Personal information
- Full name: Mari Karoline Knudsen
- Date of birth: 17 February 1984 (age 41)
- Place of birth: Norway
- Position(s): Midfielder

Senior career*
- Years: Team / Apps / (Gls)
- 2000–2008: Skjetten SK
- 2008–2015: LSK Kvinner FK / 69 / (15)

International career
- 2010–2011: Norway U17 / 11 / (2)
- 2012–2014: Norway / 7 / (1)

= Mari Knudsen =

Norwegian football player (born 1984)

Mari Karoline Knudsen (born 17 February 1984) is a Norwegian former international footballer who played at club level for LSK Kvinner FK of the Norwegian Toppserien.

==Club career==

Knudsen signed for Toppserien club Team Strømmen in 2008, after spending a decade with Skjetten SK. She made an immediate impact with a goal against SK Trondheims-Ørn and was praised by assistant coach Monica Knudsen (no relation) for her ability to play in midfield or attack. In her first season with her new club, Knudsen played in the Norwegian Women's Cup final. This emulated her older brother Jon Knudsen who played in the 2008 Norwegian Football Cup Final for Stabæk Fotball. She was unable to match Jon's winner's medal as Strømmen lost 3–1 to Røa IL.

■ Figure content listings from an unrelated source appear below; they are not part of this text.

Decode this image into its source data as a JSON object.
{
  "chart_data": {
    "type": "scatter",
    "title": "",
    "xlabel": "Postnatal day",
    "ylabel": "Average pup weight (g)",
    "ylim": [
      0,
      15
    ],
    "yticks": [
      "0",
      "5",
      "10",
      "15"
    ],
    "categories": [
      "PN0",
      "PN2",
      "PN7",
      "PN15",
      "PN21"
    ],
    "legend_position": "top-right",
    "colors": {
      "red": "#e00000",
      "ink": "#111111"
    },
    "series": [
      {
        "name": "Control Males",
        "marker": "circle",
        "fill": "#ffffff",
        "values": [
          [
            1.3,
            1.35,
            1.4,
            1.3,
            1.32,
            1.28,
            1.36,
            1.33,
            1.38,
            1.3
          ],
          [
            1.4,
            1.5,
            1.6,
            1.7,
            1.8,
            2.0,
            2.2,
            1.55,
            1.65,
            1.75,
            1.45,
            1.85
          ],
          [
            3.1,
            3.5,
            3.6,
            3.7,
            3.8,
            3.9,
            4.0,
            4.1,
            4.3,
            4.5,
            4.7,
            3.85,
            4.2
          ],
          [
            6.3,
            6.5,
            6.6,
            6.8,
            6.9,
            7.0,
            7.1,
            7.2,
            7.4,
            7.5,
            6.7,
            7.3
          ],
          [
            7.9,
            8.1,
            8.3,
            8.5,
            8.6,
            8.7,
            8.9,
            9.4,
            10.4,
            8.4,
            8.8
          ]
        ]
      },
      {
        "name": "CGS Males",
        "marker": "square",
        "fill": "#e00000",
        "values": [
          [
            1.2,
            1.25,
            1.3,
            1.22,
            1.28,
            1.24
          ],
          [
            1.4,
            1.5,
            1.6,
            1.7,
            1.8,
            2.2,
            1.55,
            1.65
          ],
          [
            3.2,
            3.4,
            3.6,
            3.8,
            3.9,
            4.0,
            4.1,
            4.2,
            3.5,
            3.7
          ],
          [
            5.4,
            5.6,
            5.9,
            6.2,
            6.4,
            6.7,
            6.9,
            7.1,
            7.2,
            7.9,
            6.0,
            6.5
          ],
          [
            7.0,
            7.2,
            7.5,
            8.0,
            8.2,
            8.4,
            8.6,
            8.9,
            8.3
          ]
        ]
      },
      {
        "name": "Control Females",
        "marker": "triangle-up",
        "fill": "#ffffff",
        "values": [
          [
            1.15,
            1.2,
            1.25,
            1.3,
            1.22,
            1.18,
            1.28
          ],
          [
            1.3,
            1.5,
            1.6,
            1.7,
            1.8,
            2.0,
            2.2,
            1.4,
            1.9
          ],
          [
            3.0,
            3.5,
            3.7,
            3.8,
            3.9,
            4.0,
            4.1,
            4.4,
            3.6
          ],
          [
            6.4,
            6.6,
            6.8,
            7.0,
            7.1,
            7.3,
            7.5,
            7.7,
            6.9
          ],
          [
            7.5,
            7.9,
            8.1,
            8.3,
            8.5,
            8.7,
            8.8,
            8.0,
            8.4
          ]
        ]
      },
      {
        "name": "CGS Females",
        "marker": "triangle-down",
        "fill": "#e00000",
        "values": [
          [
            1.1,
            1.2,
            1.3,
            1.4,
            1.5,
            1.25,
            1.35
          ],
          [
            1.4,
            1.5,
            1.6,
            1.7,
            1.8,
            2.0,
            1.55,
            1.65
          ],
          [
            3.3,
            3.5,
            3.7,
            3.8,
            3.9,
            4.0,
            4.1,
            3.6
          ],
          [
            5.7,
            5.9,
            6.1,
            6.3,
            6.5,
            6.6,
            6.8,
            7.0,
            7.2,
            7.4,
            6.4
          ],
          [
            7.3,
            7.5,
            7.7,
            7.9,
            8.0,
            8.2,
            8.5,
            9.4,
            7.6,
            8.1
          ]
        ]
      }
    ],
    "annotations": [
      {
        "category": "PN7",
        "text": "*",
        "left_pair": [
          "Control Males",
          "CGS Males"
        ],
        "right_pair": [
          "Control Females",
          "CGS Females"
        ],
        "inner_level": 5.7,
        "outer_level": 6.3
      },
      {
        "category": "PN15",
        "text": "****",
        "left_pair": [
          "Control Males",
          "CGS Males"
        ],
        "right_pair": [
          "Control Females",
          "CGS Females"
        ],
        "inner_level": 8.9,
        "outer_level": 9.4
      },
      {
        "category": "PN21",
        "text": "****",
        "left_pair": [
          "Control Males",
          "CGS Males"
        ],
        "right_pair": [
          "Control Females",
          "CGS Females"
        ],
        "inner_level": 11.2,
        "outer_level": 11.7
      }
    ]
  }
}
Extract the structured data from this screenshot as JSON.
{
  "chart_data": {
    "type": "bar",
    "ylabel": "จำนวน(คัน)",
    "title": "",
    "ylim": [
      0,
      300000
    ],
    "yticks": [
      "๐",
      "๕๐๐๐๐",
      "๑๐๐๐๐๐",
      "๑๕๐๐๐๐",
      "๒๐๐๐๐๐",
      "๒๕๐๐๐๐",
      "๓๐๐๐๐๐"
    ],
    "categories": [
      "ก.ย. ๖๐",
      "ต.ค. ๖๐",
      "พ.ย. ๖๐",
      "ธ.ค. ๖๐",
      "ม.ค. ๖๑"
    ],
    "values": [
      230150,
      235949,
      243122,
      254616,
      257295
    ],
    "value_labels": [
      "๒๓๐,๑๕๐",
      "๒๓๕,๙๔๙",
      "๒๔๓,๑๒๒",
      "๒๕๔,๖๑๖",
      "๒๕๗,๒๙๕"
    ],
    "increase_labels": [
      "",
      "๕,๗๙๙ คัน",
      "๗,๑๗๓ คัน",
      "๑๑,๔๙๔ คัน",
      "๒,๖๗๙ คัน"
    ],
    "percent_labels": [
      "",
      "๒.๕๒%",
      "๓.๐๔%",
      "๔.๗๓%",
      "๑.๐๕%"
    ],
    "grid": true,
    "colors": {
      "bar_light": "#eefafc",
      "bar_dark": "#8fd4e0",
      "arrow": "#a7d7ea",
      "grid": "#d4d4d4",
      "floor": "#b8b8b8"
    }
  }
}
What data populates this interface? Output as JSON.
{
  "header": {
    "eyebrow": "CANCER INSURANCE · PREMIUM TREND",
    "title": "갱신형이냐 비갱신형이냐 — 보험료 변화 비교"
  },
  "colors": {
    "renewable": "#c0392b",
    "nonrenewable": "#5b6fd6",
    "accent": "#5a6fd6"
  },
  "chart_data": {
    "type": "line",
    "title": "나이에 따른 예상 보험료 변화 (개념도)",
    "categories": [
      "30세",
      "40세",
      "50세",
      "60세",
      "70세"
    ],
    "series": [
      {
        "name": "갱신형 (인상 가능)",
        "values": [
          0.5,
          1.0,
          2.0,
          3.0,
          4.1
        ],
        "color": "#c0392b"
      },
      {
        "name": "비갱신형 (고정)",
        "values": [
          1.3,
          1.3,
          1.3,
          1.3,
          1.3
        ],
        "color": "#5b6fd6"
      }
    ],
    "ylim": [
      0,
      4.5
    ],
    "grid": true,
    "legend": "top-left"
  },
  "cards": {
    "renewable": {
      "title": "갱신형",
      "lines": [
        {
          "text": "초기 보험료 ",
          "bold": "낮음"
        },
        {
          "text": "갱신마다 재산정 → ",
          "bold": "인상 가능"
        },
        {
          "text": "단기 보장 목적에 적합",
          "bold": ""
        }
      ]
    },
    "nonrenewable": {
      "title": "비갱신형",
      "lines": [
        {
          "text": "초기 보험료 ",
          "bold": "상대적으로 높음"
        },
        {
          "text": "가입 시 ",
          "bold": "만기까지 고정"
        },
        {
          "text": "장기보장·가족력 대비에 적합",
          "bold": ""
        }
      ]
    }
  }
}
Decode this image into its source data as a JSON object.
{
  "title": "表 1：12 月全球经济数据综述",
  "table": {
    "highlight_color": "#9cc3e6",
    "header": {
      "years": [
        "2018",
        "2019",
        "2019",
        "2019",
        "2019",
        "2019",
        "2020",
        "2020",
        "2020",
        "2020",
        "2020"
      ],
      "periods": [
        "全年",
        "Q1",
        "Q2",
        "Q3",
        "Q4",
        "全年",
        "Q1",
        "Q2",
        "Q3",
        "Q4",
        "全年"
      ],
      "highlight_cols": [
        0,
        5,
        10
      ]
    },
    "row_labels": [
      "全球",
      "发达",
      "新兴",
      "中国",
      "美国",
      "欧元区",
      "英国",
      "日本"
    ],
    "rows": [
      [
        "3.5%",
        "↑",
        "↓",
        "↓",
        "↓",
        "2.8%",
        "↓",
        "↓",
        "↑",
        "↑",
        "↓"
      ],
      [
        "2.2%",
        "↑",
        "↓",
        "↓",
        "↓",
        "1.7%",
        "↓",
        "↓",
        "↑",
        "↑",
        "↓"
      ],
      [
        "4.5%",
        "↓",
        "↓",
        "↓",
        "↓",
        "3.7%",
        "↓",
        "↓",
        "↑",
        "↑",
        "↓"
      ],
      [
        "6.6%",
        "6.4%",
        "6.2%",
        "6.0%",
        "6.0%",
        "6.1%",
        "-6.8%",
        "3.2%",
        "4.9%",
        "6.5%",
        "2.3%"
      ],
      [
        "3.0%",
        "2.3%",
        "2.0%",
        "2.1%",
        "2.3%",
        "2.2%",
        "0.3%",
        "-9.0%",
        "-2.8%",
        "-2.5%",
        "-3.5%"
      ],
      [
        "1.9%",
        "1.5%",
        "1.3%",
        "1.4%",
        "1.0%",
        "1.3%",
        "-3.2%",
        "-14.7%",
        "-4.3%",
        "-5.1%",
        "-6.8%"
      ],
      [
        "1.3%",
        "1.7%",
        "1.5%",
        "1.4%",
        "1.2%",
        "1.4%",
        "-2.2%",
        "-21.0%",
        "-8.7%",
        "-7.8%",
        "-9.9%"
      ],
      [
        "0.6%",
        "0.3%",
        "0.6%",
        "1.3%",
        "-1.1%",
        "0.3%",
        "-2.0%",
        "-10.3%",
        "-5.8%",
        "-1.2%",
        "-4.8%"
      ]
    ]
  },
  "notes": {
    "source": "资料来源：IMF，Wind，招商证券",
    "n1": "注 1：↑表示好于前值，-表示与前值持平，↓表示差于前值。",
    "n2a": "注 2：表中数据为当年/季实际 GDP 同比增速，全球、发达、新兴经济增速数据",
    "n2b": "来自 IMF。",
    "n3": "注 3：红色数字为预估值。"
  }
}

Knudsen remained with the club after it was taken over by Lillestrøm SK and became LSK Kvinner FK in 2010. She contributed to the team's 2012 Toppserien title win, describing it as "a dream come true".

==International career==
In June 2012, Knudsen made her senior international debut for Norway against Bulgaria. She scored a goal in Norway's 11–0 UEFA Women's Euro 2013 qualifying win in Sarpsborg.

==Personal life==
Knudsen's brother Jon also played football for Norway at international level, as a goalkeeper. Her other brother Atle is a film director.